The exhibition “Greece and Technology: a Perspective through Time” will open for visitors on 12 November and will run through the beginning of January 2009. The purpose is to present to the public recent scientific findings which verify the theory that ancient Greeks created and used technological devices fairly advanced for their time. During the exhibition a series of lectures will take place till the end of the year.
One of them will focus on the Antikythera Mechanism, the only preserved ancientastronomic calculator, known as “the computer from Antikythera” as well. It was found off the Greek island and named after it. The mechanism could not only calculate the dates of lunar and sun eclipse but make up calendars and set the dates appropriate for the beginning of the Olympic games and other Pan-Hellenic events.
Analogues of the Antikythera Mechanism have not been recorded in science so far.
Several references to such instruments can be found in the ancient literature.

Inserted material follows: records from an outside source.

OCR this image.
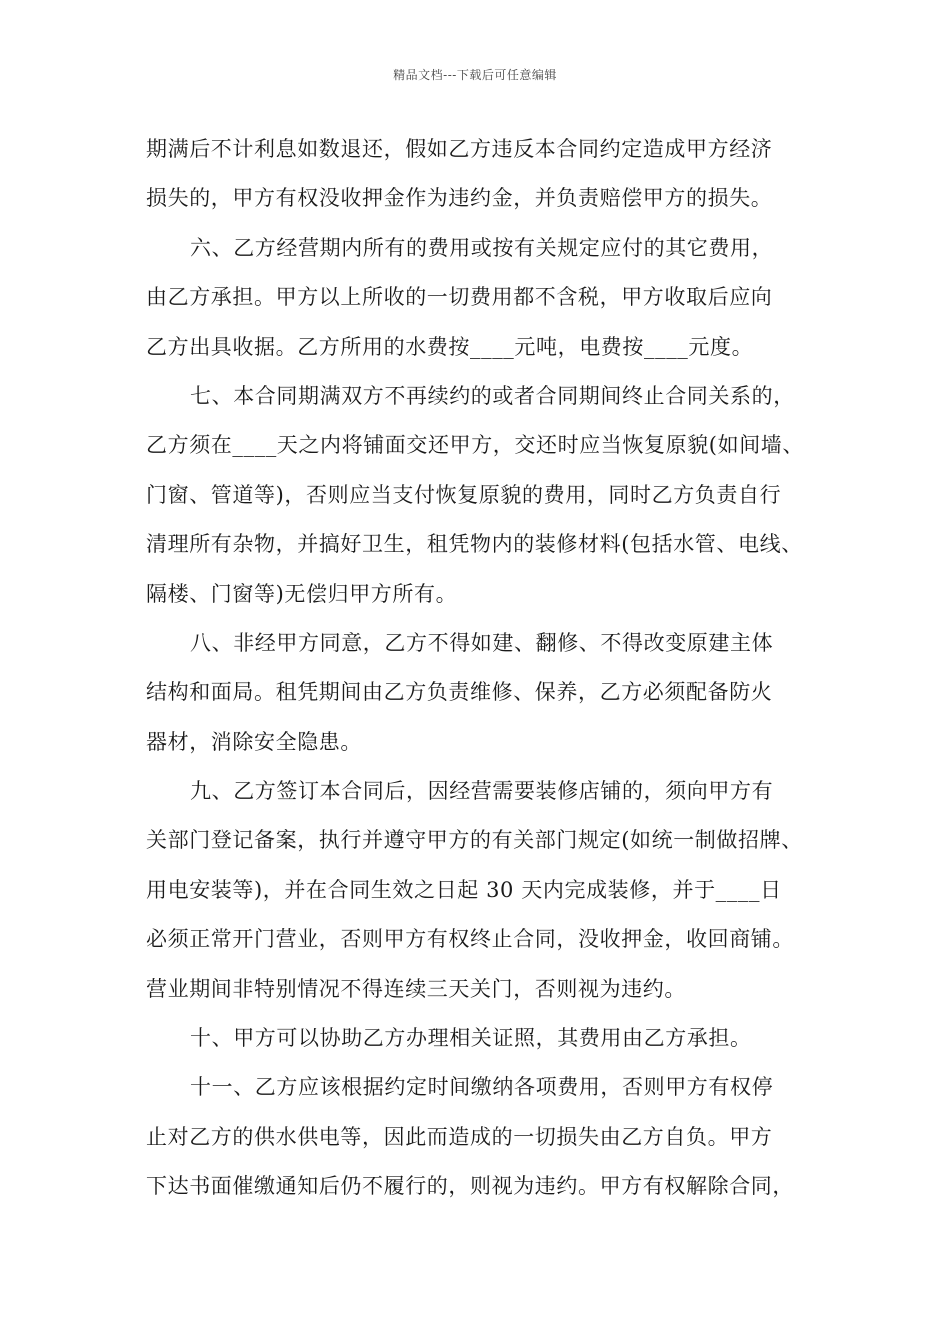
精品文档---下载后可任意编辑
期满后不计利息如数退还，假如乙方违反本合同约定造成甲方经济
损失的，甲方有权没收押金作为违约金，并负责赔偿甲方的损失。
六、乙方经营期内所有的费用或按有关规定应付的其它费用，
由乙方承担。甲方以上所收的一切费用都不含税，甲方收取后应向
乙方出具收据。乙方所用的水费按____元吨，电费按____元度。
七、本合同期满双方不再续约的或者合同期间终止合同关系的，
乙方须在____天之内将铺面交还甲方，交还时应当恢复原貌(如间墙、
门窗、管道等)，否则应当支付恢复原貌的费用，同时乙方负责自行
清理所有杂物，并搞好卫生，租凭物内的装修材料(包括水管、电线、
隔楼、门窗等)无偿归甲方所有。
八、非经甲方同意，乙方不得如建、翻修、不得改变原建主体
结构和面局。租凭期间由乙方负责维修、保养，乙方必须配备防火
器材，消除安全隐患。
九、乙方签订本合同后，因经营需要装修店铺的，须向甲方有
关部门登记备案，执行并遵守甲方的有关部门规定(如统一制做招牌、
用电安装等)，并在合同生效之日起 30 天内完成装修，并于____日
必须正常开门营业，否则甲方有权终止合同，没收押金，收回商铺。
营业期间非特别情况不得连续三天关门，否则视为违约。
十、甲方可以协助乙方办理相关证照，其费用由乙方承担。
十一、乙方应该根据约定时间缴纳各项费用，否则甲方有权停
止对乙方的供水供电等，因此而造成的一切损失由乙方自负。甲方
下达书面催缴通知后仍不履行的，则视为违约。甲方有权解除合同，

For example, there is a description by Cicero of a device made by Archimedes. “The computer” found at the sea bottom in 1990 which survived up to the present is unique. The exhibition aims at disproving the generally shared view that ancient Greeks did not have good connections with technology.
Systematic and intensive research of authentic material concerning technology either in the form of techno-texts or technological product relics has started recently. The results from this research have already transformed completely what was previously thought about the ancient Greek technology and proved that in fact, it promoted the origin and development of science.
Most impressing the exhibition highlights that a lot of the 2000 year old inventions still function today on the basis of the same main principles, as for example, the suction pump. This exhibition possesses the potential not only to bust the myth that ancient Greeks were not good at technology but to turn it upside down and prove that they were quite inventive.